Wow, that's weird. I was just about to post some MLK quotes..
Check out his "Beyond Vietnam" speech" and "The Other America.”
The later years of King’s life are the most interesting as well as most important. This is when he made his transformation from simply being a non-violent civil rights activist to a class conscious activist that challenged our very system. His final speeches reveled that that like Malcolm X, he understood that the struggle for equality was an economic struggle and that Capitalism was the ultimate problem.

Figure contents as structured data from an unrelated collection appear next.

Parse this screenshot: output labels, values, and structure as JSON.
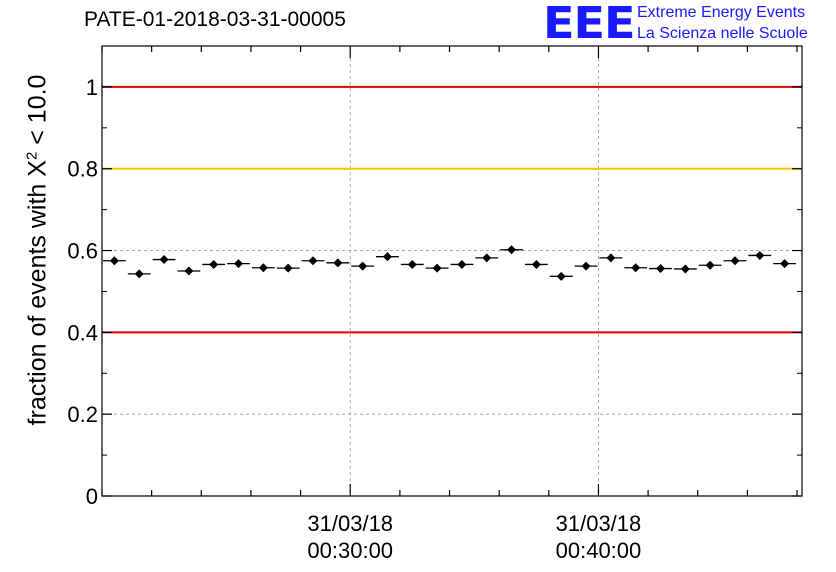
{
  "header": {
    "title": "PATE-01-2018-03-31-00005",
    "logo_text": "EEE",
    "logo_line1": "Extreme Energy Events",
    "logo_line2": "La Scienza nelle Scuole"
  },
  "chart_data": {
    "type": "scatter",
    "title": "PATE-01-2018-03-31-00005",
    "ylabel": "fraction of events with χ² < 10.0",
    "ylabel_parts": {
      "pre": "fraction of events with X",
      "sup": "2",
      "post": " < 10.0"
    },
    "xlabel": "",
    "ylim": [
      0,
      1.1
    ],
    "y_ticks": [
      0,
      0.2,
      0.4,
      0.6,
      0.8,
      1
    ],
    "y_tick_labels": [
      "0",
      "0.2",
      "0.4",
      "0.6",
      "0.8",
      "1"
    ],
    "x_time_range_minutes": [
      20,
      48.2
    ],
    "x_major_ticks": [
      {
        "minute": 30,
        "date": "31/03/18",
        "time": "00:30:00"
      },
      {
        "minute": 40,
        "date": "31/03/18",
        "time": "00:40:00"
      }
    ],
    "x_minor_tick_step_minutes": 2,
    "grid": true,
    "bin_width_minutes": 1,
    "reference_lines": [
      {
        "y": 1.0,
        "color": "#e00000"
      },
      {
        "y": 0.8,
        "color": "#ffc000"
      },
      {
        "y": 0.4,
        "color": "#e00000"
      }
    ],
    "series": [
      {
        "marker_color": "#000000",
        "x": [
          20.5,
          21.5,
          22.5,
          23.5,
          24.5,
          25.5,
          26.5,
          27.5,
          28.5,
          29.5,
          30.5,
          31.5,
          32.5,
          33.5,
          34.5,
          35.5,
          36.5,
          37.5,
          38.5,
          39.5,
          40.5,
          41.5,
          42.5,
          43.5,
          44.5,
          45.5,
          46.5,
          47.5
        ],
        "y": [
          0.575,
          0.543,
          0.578,
          0.55,
          0.566,
          0.568,
          0.558,
          0.557,
          0.575,
          0.57,
          0.562,
          0.585,
          0.566,
          0.557,
          0.566,
          0.582,
          0.602,
          0.566,
          0.537,
          0.562,
          0.582,
          0.558,
          0.556,
          0.555,
          0.564,
          0.575,
          0.588,
          0.568
        ],
        "y_err": [
          0.008,
          0.008,
          0.008,
          0.008,
          0.008,
          0.008,
          0.008,
          0.008,
          0.008,
          0.008,
          0.008,
          0.008,
          0.008,
          0.008,
          0.008,
          0.008,
          0.008,
          0.008,
          0.008,
          0.008,
          0.008,
          0.008,
          0.008,
          0.008,
          0.008,
          0.008,
          0.008,
          0.008
        ]
      }
    ]
  }
}
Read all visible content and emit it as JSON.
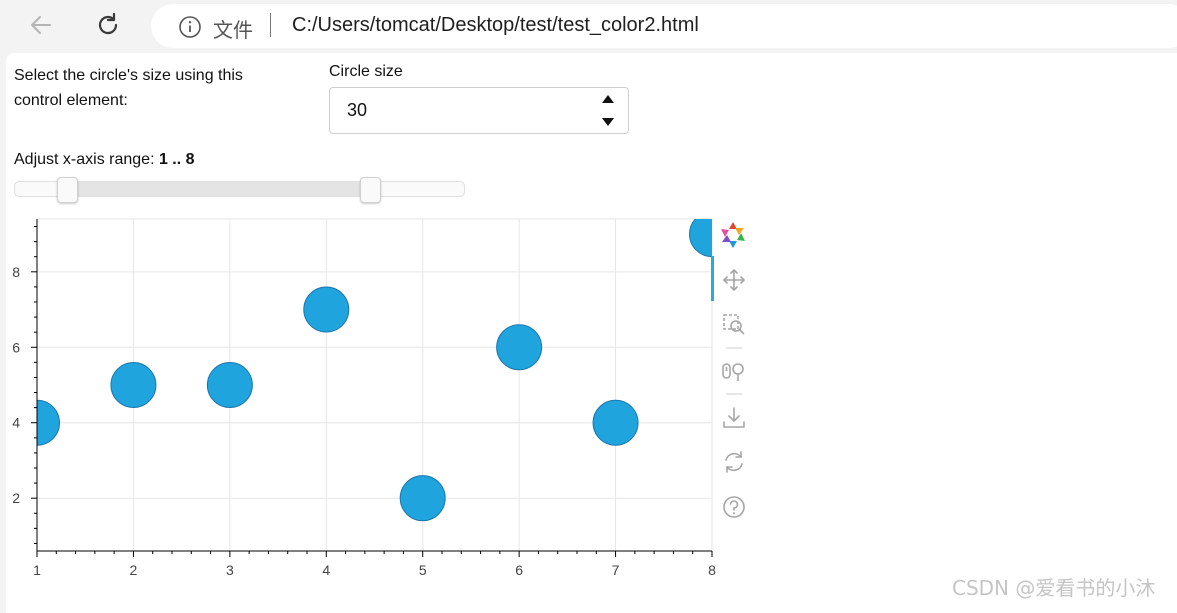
{
  "browser": {
    "scheme_label": "文件",
    "url": "C:/Users/tomcat/Desktop/test/test_color2.html"
  },
  "controls": {
    "size_description": "Select the circle's size using this control element:",
    "size_label": "Circle size",
    "size_value": "30",
    "range_label_prefix": "Adjust x-axis range: ",
    "range_value_text": "1 .. 8",
    "range_slider": {
      "min": 0,
      "max": 10,
      "value_start": 1,
      "value_end": 8
    }
  },
  "chart_data": {
    "type": "scatter",
    "x": [
      1,
      2,
      3,
      4,
      5,
      6,
      7,
      8
    ],
    "y": [
      4,
      5,
      5,
      7,
      2,
      6,
      4,
      9
    ],
    "marker_size": 30,
    "marker_color": "#1fa4de",
    "marker_edge_color": "#1c78b0",
    "xlim": [
      1,
      8
    ],
    "ylim": [
      0.6,
      9.4
    ],
    "x_ticks": [
      1,
      2,
      3,
      4,
      5,
      6,
      7,
      8
    ],
    "y_ticks": [
      2,
      4,
      6,
      8
    ],
    "grid": true,
    "xlabel": "",
    "ylabel": "",
    "title": ""
  },
  "toolbar_tools": [
    "bokeh-logo-icon",
    "pan-icon",
    "box-zoom-icon",
    "wheel-zoom-icon",
    "save-icon",
    "reset-icon",
    "help-icon"
  ],
  "watermark": "CSDN @爱看书的小沐"
}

In his final months, he organized the most militant project of his life – The Poor People’s Campaign.” He traveled the US to assemble “a multiracial army of the poor.” He planned to shut entire cities down until the government provided the poor with jobs and income. Unfortunately these plans were spoiled when he was assassinated.
"You can’t talk about solving the economic problem of the Negro without talking about billions of dollars. You can’t talk about ending the slums without first saying profit must be taken out of slums. You’re really tampering and getting on dangerous ground because you are messing with folk then. You are messing with captains of industry… Now this means that we are treading in difficult water, because it really means that we are saying that something is wrong…with capitalism… There must be a better distribution of wealth and maybe America must move toward a Democratic Socialism."
"We've got to begin to ask questions about the whole society. We are called upon to help the discouraged beggars in life's marketplace. But one day we must come to see that an edifice which produces beggars needs restructuring. It means that questions must be raised. Who owns this oil? ... Who owns the iron ore? ... Why is it that people have to pay water bills in a world that is two-thirds water?"
"There is nothing but a lack of social vision to prevent us from paying an adequate wage to every American citizen whether he be a hospital worker, laundry worker, maid, or day laborer. "There is nothing except shortsightedness to prevent us from guaranteeing an annual minimum-and livable-income for every American family. There is nothing, except a tragic death wish, to prevent us from reordering our priorities.
"The coalition of an energized section of labor, Negroes, unemployed, and welfare recipients may be the source of power that reshapes economic relationships and ushers in a breakthrough to a new level of social reform."